Species of amphibian

Oedipina cyclocauda, commonly known as the Costa Rica worm salamander, is a species of salamander in the family Plethodontidae. It is found on the Caribbean slopes of northwestern Panama, eastern Costa Rica, Nicaragua, and northern Honduras. The specific name cyclocauda refers to the circular caudal grooves.

==Description==
Adult males measure 41–45 mm and adult females 42–46 mm in snout–vent length; the tail is approximately twice as long as the body (range 1.9–2.2). The snout is somewhat pointed. The eyes are small. The body and the tail are mostly cylindrical; much of the tail is only slightly narrower than the body. There are 19 costal grooves and about 56 to 70 caudal grooves. There are four fingers and five toes that are fused together; no more than one third of any digit is free. Skin is smooth. Dorsal and lateral coloration is grayish slate, turning slightly brownish in the distal half of the tail.

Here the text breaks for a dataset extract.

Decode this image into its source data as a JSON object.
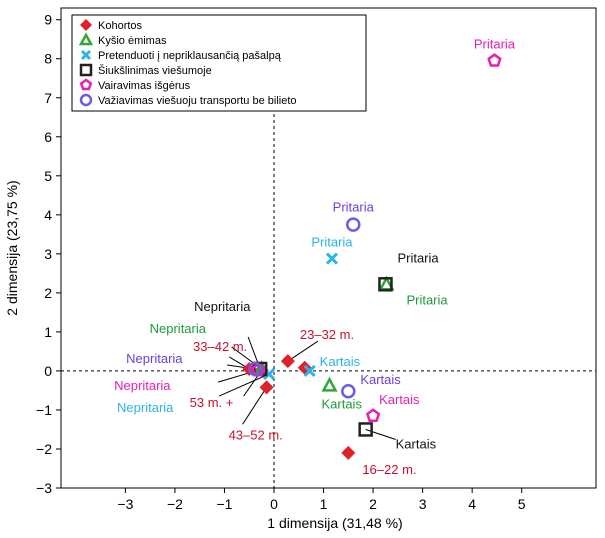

==Habitat and conservation==
Oedipina cyclocauda occurs in humid lowland forests at elevations generally below 600 m; Honduran records from elevations up to 1780 m might refer to another species. It is terrestrial and semi-fossorial. The type series was collected from rotting logs in which they appeared to follow tunnels made by beetle larvae (a microhabitat shared with Oedipina gracilis) and from piles of rotting weeds or stumps. Development is direct, without free-living larval stage.

Oedipina cyclocauda is widely spread but uncommon, except in Honduras where it is fairly common. It is threatened by the loss of trees caused by expansion of agriculture and human settlements, as well as logging; loss of trees causes drying of the soil. It is presumably present in some protected areas.